Cost of living crisis

“Obviously the economy is producing wealth for some people,” he says.

“The rents are all going up, the oil companies are posting record profits, there’s a lot of spin how the people at the top are being hit hard, when in actual fact our capacity to generate wealth is practically uninhibited.

“The question is how is the economy structured, how are the rules set up?

“What you find is the people born further down the scale – not only are they getting less for the work that they do or less access to services that they need, but also the system is more punitive in terms of punishing them.

“It over penalises them for when they do take a wrong turn and this is really reflected across aspects of the drugs sector historically where you could be excluded from treatment for lateness or for having what is regarded as a bad attitude in a chemist.

“Meanwhile at the top of the food chain there’s blatant disregard for the rules.

Local foodbanks are under intense pressure – and the cost of living crisis means it’s getting worse.

“You see the effects of lack of accountability, and so really at the core of all of this I would say that the drugs deaths and the alcohol deaths are just one output of a bigger inequality picture that covers not just money and wages in the labour market, in education, but also accountability.

“That is a time bomb in itself.

Historic issues

“I would say as well one of the problems you have in Scotland and why we are at the top of all the wrong league tables is historic.

“Economically, our country was altered quite profoundly by the pace of industrialisation and our role at the very heart of it Britain.

“Then there was the speed of deindustrialisation.
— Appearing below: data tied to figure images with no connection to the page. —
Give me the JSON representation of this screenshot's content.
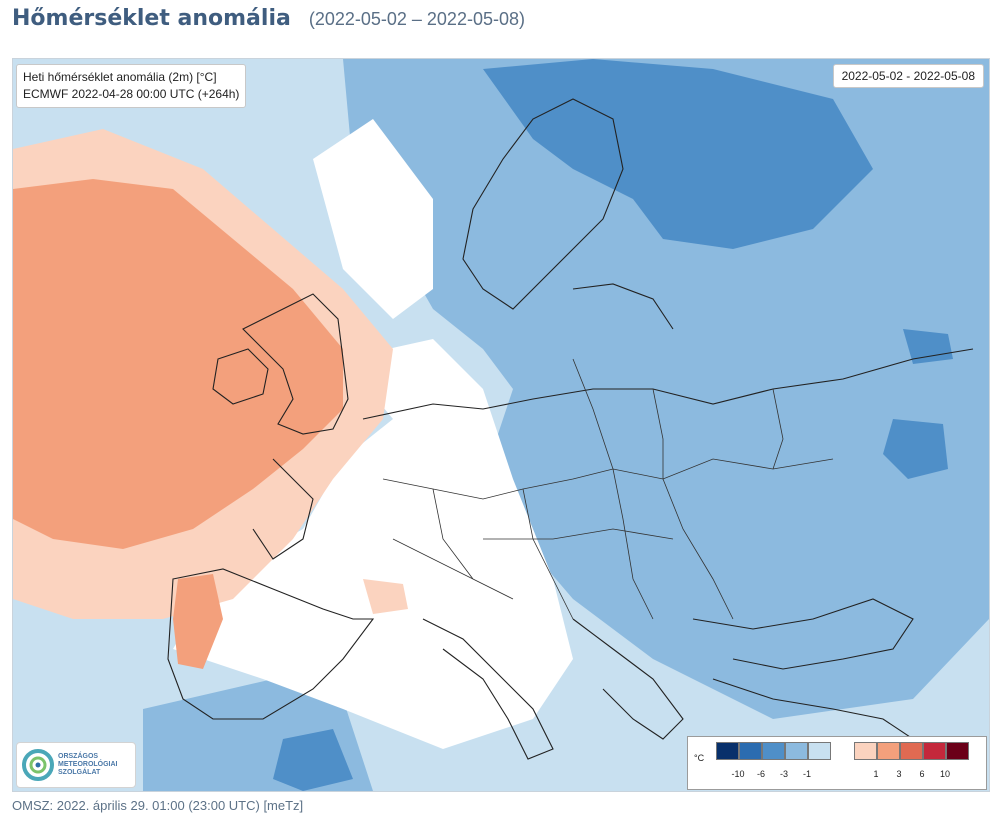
{
  "header": {
    "title": "Hőmérséklet anomália",
    "date_range": "(2022-05-02 – 2022-05-08)"
  },
  "map": {
    "info_line1": "Heti hőmérséklet anomália (2m) [°C]",
    "info_line2": "ECMWF 2022-04-28 00:00 UTC (+264h)",
    "period_label": "2022-05-02 - 2022-05-08",
    "logo_text": [
      "ORSZÁGOS",
      "METEOROLÓGIAI",
      "SZOLGÁLAT"
    ]
  },
  "legend": {
    "unit": "°C",
    "cold_labels": [
      "-10",
      "-6",
      "-3",
      "-1"
    ],
    "warm_labels": [
      "1",
      "3",
      "6",
      "10"
    ],
    "cold_colors": [
      "#08306b",
      "#2b6cb0",
      "#4f8fc8",
      "#8cbadf",
      "#c8e0f0"
    ],
    "warm_colors": [
      "#fbd3bf",
      "#f3a07c",
      "#e06a52",
      "#c4283b",
      "#6b0018"
    ]
  },
  "footer": {
    "text": "OMSZ: 2022. április 29. 01:00 (23:00  UTC)  [meTz]"
  },
  "colors": {
    "title": "#3f5d7f",
    "neutral": "#ffffff",
    "light_blue": "#c8e0f0",
    "blue": "#8cbadf",
    "mid_blue": "#4f8fc8",
    "light_orange": "#fbd3bf",
    "orange": "#f3a07c"
  }
}
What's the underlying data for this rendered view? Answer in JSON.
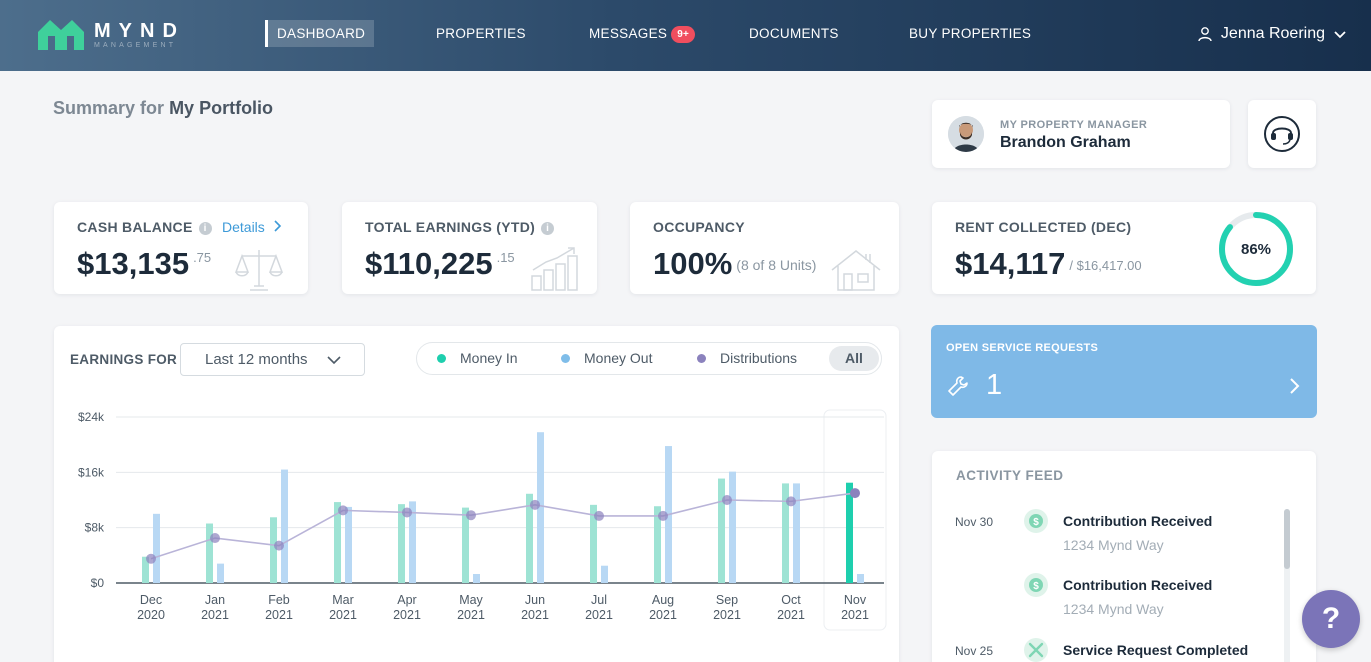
{
  "header": {
    "logo_text": "MYND",
    "logo_sub": "MANAGEMENT",
    "nav": [
      {
        "label": "DASHBOARD"
      },
      {
        "label": "PROPERTIES"
      },
      {
        "label": "MESSAGES",
        "badge": "9+"
      },
      {
        "label": "DOCUMENTS"
      },
      {
        "label": "BUY PROPERTIES"
      }
    ],
    "user_name": "Jenna Roering"
  },
  "summary": {
    "prefix": "Summary for",
    "portfolio": "My Portfolio"
  },
  "property_manager": {
    "label": "MY PROPERTY MANAGER",
    "name": "Brandon Graham"
  },
  "stats": {
    "cash_balance": {
      "label": "CASH BALANCE",
      "link": "Details",
      "value": "$13,135",
      "cents": ".75"
    },
    "total_earnings": {
      "label": "TOTAL EARNINGS (YTD)",
      "value": "$110,225",
      "cents": ".15"
    },
    "occupancy": {
      "label": "OCCUPANCY",
      "value": "100%",
      "sub": "(8 of 8 Units)"
    },
    "rent_collected": {
      "label": "RENT COLLECTED (DEC)",
      "value": "$14,117",
      "sub": "/ $16,417.00",
      "percent_label": "86%",
      "percent": 86
    }
  },
  "earnings": {
    "label": "EARNINGS FOR",
    "range": "Last 12 months",
    "legend": {
      "money_in": "Money In",
      "money_out": "Money Out",
      "distributions": "Distributions",
      "all": "All"
    }
  },
  "colors": {
    "money_in": "#9ee3d4",
    "money_in_active": "#1ecfae",
    "money_out": "#b8d8f4",
    "distributions": "#8b82bd",
    "ring": "#23d1b1"
  },
  "chart_data": {
    "type": "bar",
    "y_ticks": [
      "$24k",
      "$16k",
      "$8k",
      "$0"
    ],
    "ylim": [
      0,
      24000
    ],
    "categories": [
      {
        "month": "Dec",
        "year": "2020"
      },
      {
        "month": "Jan",
        "year": "2021"
      },
      {
        "month": "Feb",
        "year": "2021"
      },
      {
        "month": "Mar",
        "year": "2021"
      },
      {
        "month": "Apr",
        "year": "2021"
      },
      {
        "month": "May",
        "year": "2021"
      },
      {
        "month": "Jun",
        "year": "2021"
      },
      {
        "month": "Jul",
        "year": "2021"
      },
      {
        "month": "Aug",
        "year": "2021"
      },
      {
        "month": "Sep",
        "year": "2021"
      },
      {
        "month": "Oct",
        "year": "2021"
      },
      {
        "month": "Nov",
        "year": "2021"
      }
    ],
    "series": [
      {
        "name": "Money In",
        "type": "bar",
        "values": [
          3800,
          8600,
          9500,
          11700,
          11400,
          10900,
          12900,
          11300,
          11100,
          15100,
          14400,
          14500
        ]
      },
      {
        "name": "Money Out",
        "type": "bar",
        "values": [
          10000,
          2800,
          16400,
          11000,
          11800,
          1300,
          21800,
          2500,
          19800,
          16100,
          14400,
          1300
        ]
      },
      {
        "name": "Distributions",
        "type": "line",
        "values": [
          3500,
          6500,
          5400,
          10500,
          10200,
          9800,
          11300,
          9700,
          9700,
          12000,
          11800,
          13000
        ]
      }
    ],
    "highlight_index": 11
  },
  "service_requests": {
    "label": "OPEN SERVICE REQUESTS",
    "count": "1"
  },
  "activity_feed": {
    "title": "ACTIVITY FEED",
    "items": [
      {
        "date": "Nov 30",
        "title": "Contribution Received",
        "sub": "1234 Mynd Way"
      },
      {
        "date": "",
        "title": "Contribution Received",
        "sub": "1234 Mynd Way"
      },
      {
        "date": "Nov 25",
        "title": "Service Request Completed",
        "sub": ""
      }
    ]
  },
  "help": {
    "label": "?"
  }
}
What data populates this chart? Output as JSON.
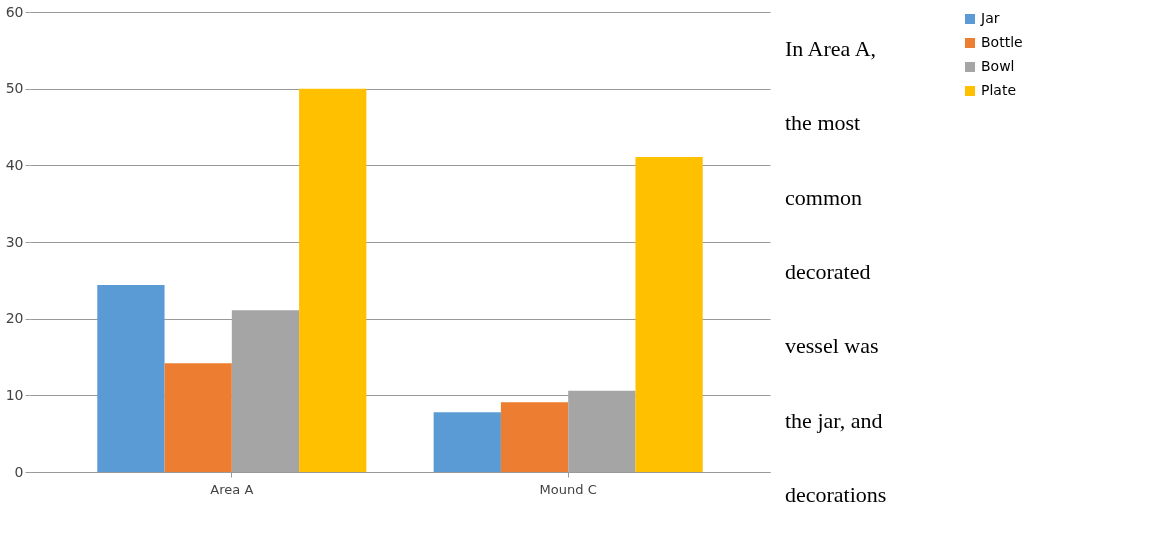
{
  "chart_data": {
    "type": "bar",
    "categories": [
      "Area A",
      "Mound C"
    ],
    "series": [
      {
        "name": "Jar",
        "color": "#5b9bd5",
        "values": [
          24.4,
          7.8
        ]
      },
      {
        "name": "Bottle",
        "color": "#ed7d31",
        "values": [
          14.2,
          9.1
        ]
      },
      {
        "name": "Bowl",
        "color": "#a5a5a5",
        "values": [
          21.1,
          10.6
        ]
      },
      {
        "name": "Plate",
        "color": "#ffc000",
        "values": [
          50,
          41.1
        ]
      }
    ],
    "ylim": [
      0,
      60
    ],
    "yticks": [
      0,
      10,
      20,
      30,
      40,
      50,
      60
    ],
    "grid": "y",
    "legend": "right",
    "annotations": [
      "In Area A, the most common decorated vessel was the jar, and decorations"
    ]
  }
}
“The economic and social cultural shocks were so big that I think we lacked the proximity of government to come up with their own strategy to deal with these things because we are being governed remotely from London.

“You see the problem of proximity with respect how the Scottish government misread the decision to cut funding for alcohol and drug services.

“So imagine the decisions that are being made from London and politicians are even more socially remote from the conditions on the ground?

“I’m not saying independence will solve this, but obviously you need politicians that are a bit closer to the action and taking decisions and making policies that are based on conditions on the ground here.

“I do think that combination of factors is why Scotland continues to rank highly across all of these health problems and addictions.”

*Darren McGarvey’s Addictions, Ep 1/3 airs on Tuesday May 10, BBC Scotland, 10.00-11.00pm.